Now that the house is listed for sale, the seller is trying to get a market correct price for it. That does not mean that the price is achievable but I seriously doubt that an offer of $9,000 will be welcome.
If the bank was foreclosing in Philadelphia for $9000, they needed $9000 plus 'knock down' costs such as paid escrows, tax liens, water liens, legal fees, before they would be willing let someone out bid them at the sale. In this case the property went back to the bank and ended up with Fannie Mae. It is an REO either way.
Fannie had the property appraised to determine the present market value. They are selling at that number, and not to recover what was owed. Sometimes an REO's listing price is greater than what was owed and sometimes it is lower.
When an REO is listed for $39,000, they are looking for an offer that is close to that number. If no one makes an offer they will lower their listing price until they get to an amount where they get offers close to their number.
In this case, forget about the $9,000. If you are still interested in this property consider whether it is worth $39,000. If not look for another property.
Want to know more about buying in Philadelphia, you can contact me.
Kathleen Sheridan, Weichert, Realtors - McCarthy Associates
Auctions are funny. I would suspect an 'unpublished' reserve may have been in place. This means the seller has already determined the minimal bid at which they would sell the property. The consumer can ask if a reserve is in place but the seller or auction house is not required to disclose the reserve. $9,000 for a single family home was a bit too good to be true. The low start bid is simply to get some action. However, behind the curtains of an auction, the buyer must truly be aware they are going into this situation naked. Be aware of the other costs that will be transferred to the buyer.

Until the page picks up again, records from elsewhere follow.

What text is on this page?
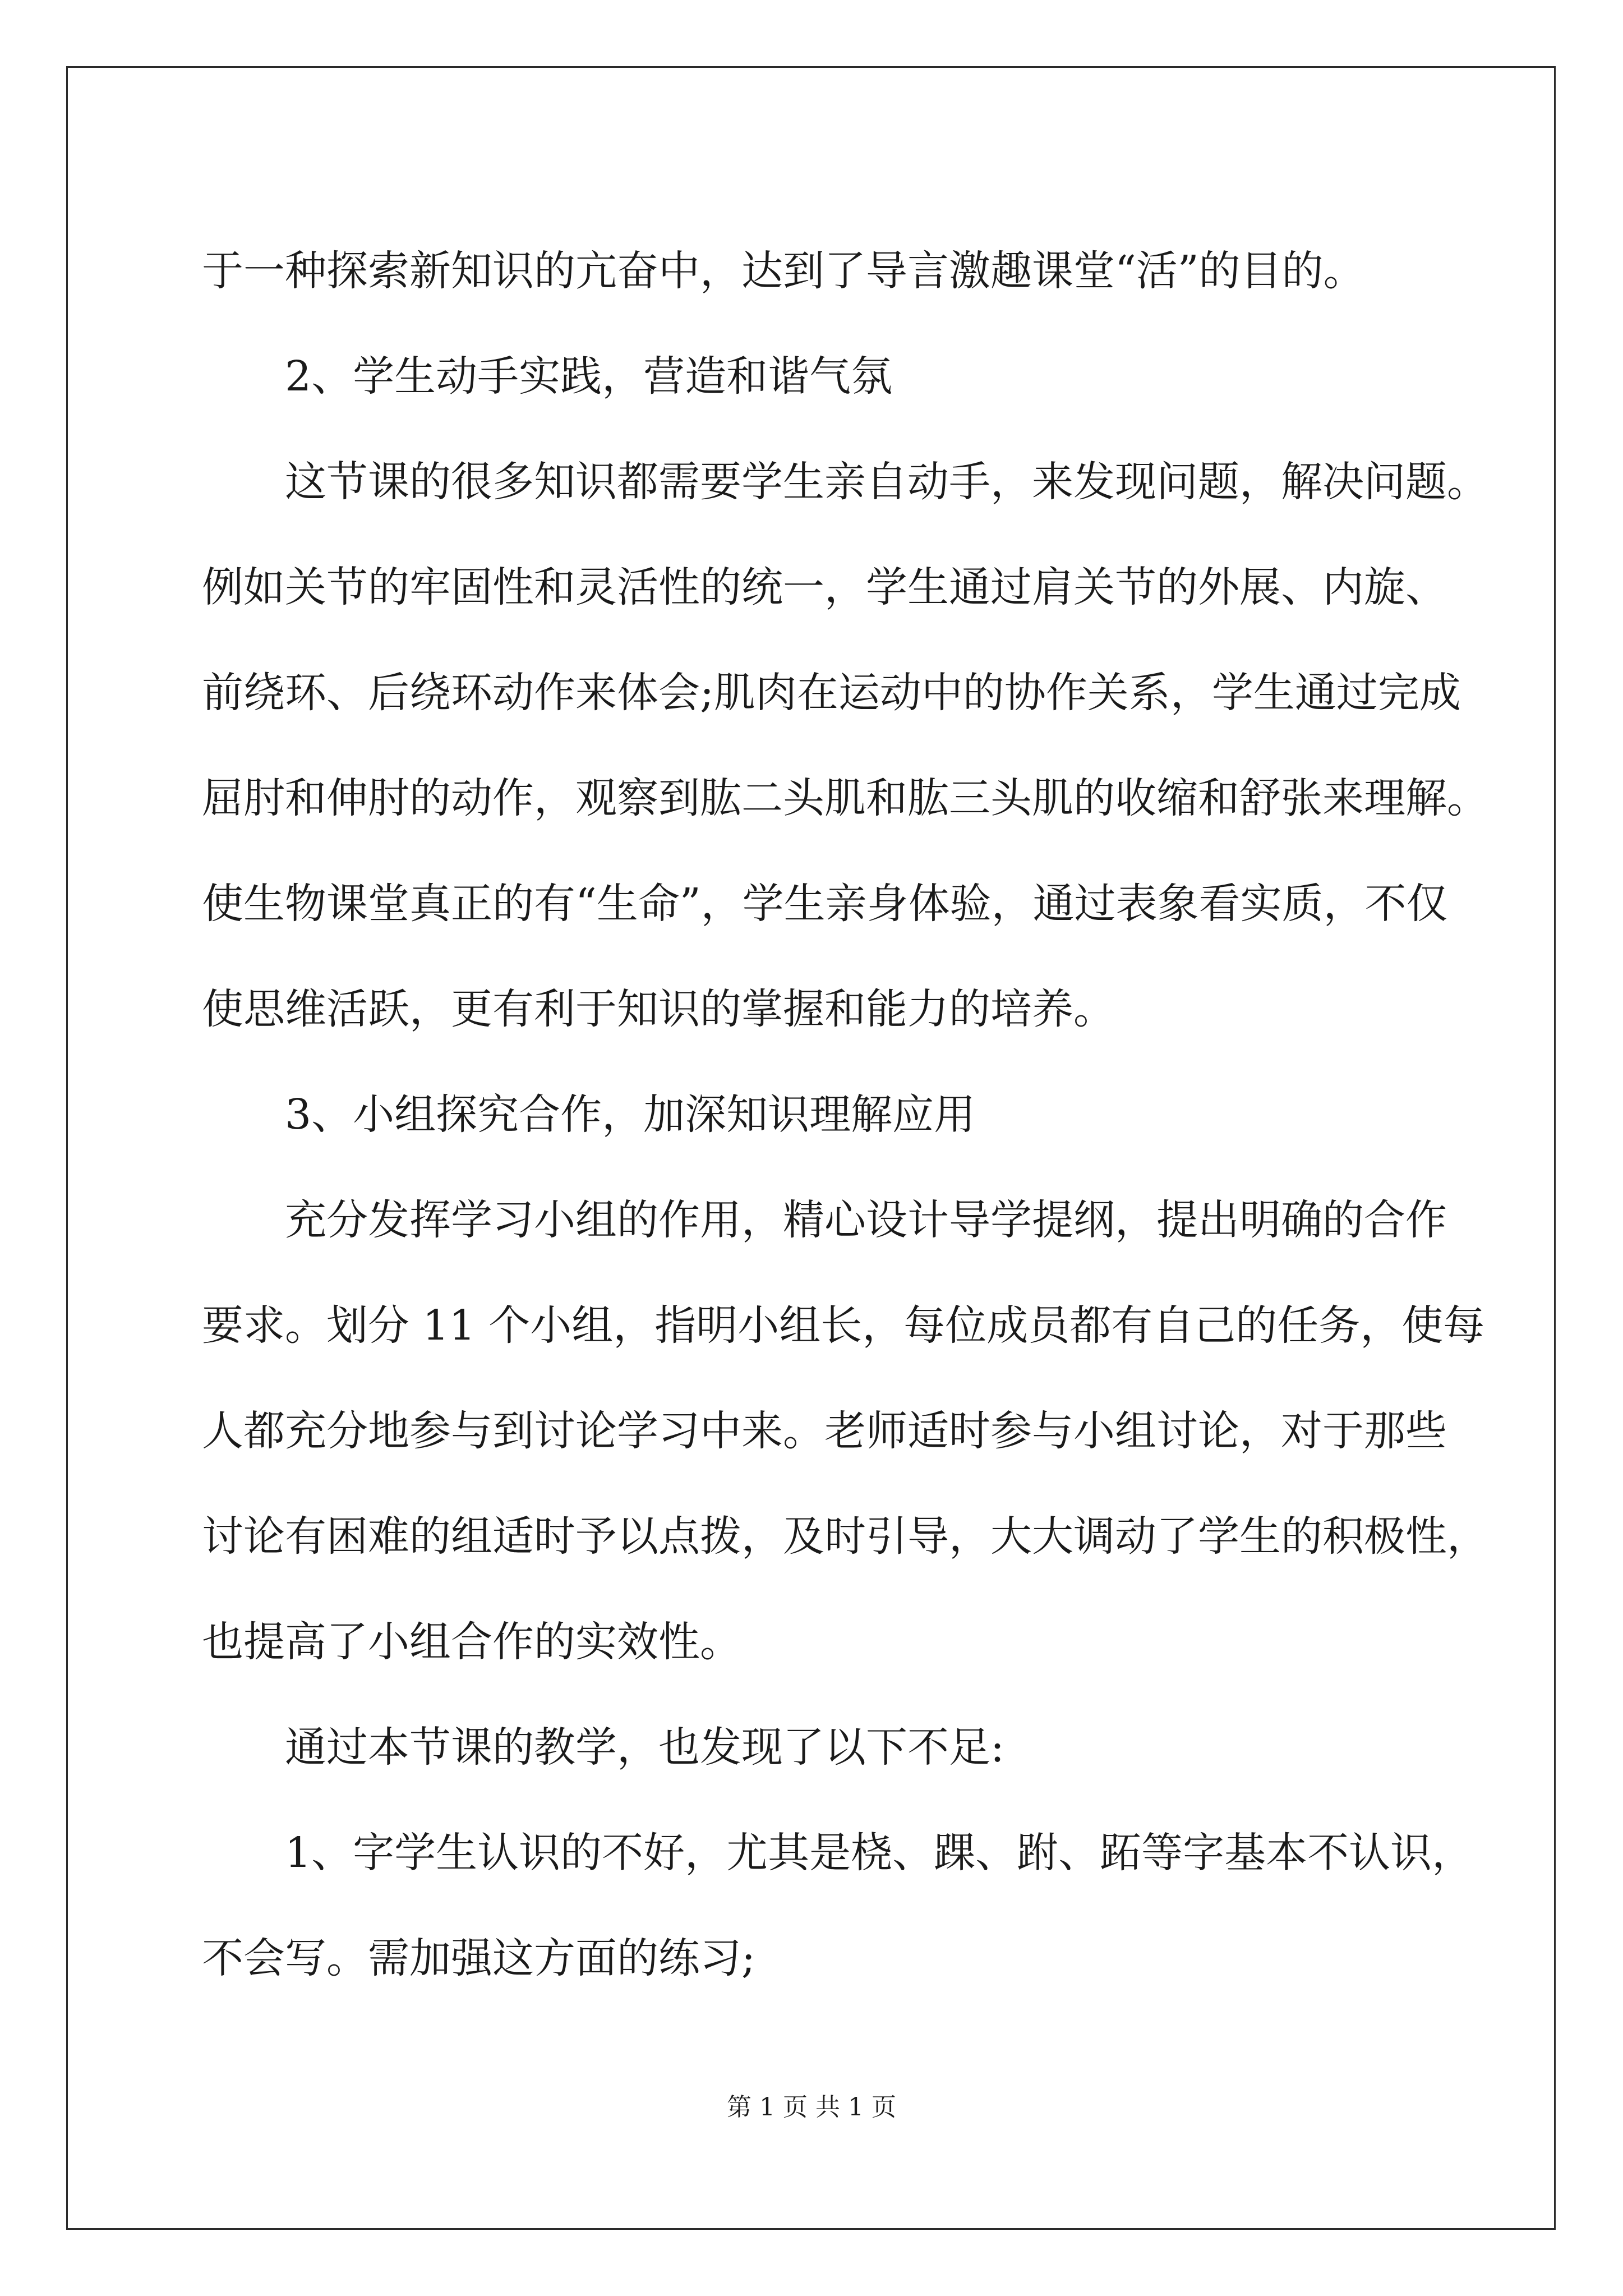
于一种探索新知识的亢奋中，达到了导言激趣课堂“活”的目的。
2、学生动手实践，营造和谐气氛
这节课的很多知识都需要学生亲自动手，来发现问题，解决问题。
例如关节的牢固性和灵活性的统一，学生通过肩关节的外展、内旋、
前绕环、后绕环动作来体会;肌肉在运动中的协作关系，学生通过完成
屈肘和伸肘的动作，观察到肱二头肌和肱三头肌的收缩和舒张来理解。
使生物课堂真正的有“生命”，学生亲身体验，通过表象看实质，不仅
使思维活跃，更有利于知识的掌握和能力的培养。
3、小组探究合作，加深知识理解应用
充分发挥学习小组的作用，精心设计导学提纲，提出明确的合作
要求。划分 11 个小组，指明小组长，每位成员都有自己的任务，使每
人都充分地参与到讨论学习中来。老师适时参与小组讨论，对于那些
讨论有困难的组适时予以点拨，及时引导，大大调动了学生的积极性，
也提高了小组合作的实效性。
通过本节课的教学，也发现了以下不足:
1、字学生认识的不好，尤其是桡、踝、跗、跖等字基本不认识，
不会写。需加强这方面的练习;
第 1 页 共 1 页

Bank owned purchases are more transparent, but be sure to read and understand every page of every addendum. The inexperienced buyer will be ambushed with some very unforgiving circumstances if they wade into this environment unprepared.
There is often much that is taken into consideration between the $9,000 and $39,000 sale amounts. At auction there are no assurances that come with the property. This purchase may include a tenant/owner that requires eviction, the initial loan amount, liens on the property etc. that must be satisfied for the bank to dispose of the property.
Their $39,000 asking price is one that should also be a justifiable amount based on recent sales of similar property for this location.
The lender may be willing to move a bit on their asking price but for a recently listed property look for them to expect an amount close to or above their asking price.
Hope this is helpful.
I agree with Benjamin. You can offer what you like, but if the amount is way off what similar properties are selling for in that area, it probably won't be accepted.
It completely depends upon the comparable properties in the neighborhood and on the block. Are other properties selling for $39,000 or $9,000? If other properties are selling for closer to $39,000 then the owner would not be doing the wisest thing to take your offer of $9,000.
All that said, I do not know all the extenuating circumstances that factor into particulars of this specific property. You can offer anything you like, it just may not be accepted.
Let me know if you need help with anything else.
"but I seriously doubt that an offer of $9,000 will be welcome."
Well the seller can watch it rot and pay the property taxes in the meantime. Lots of other boxes to choose from!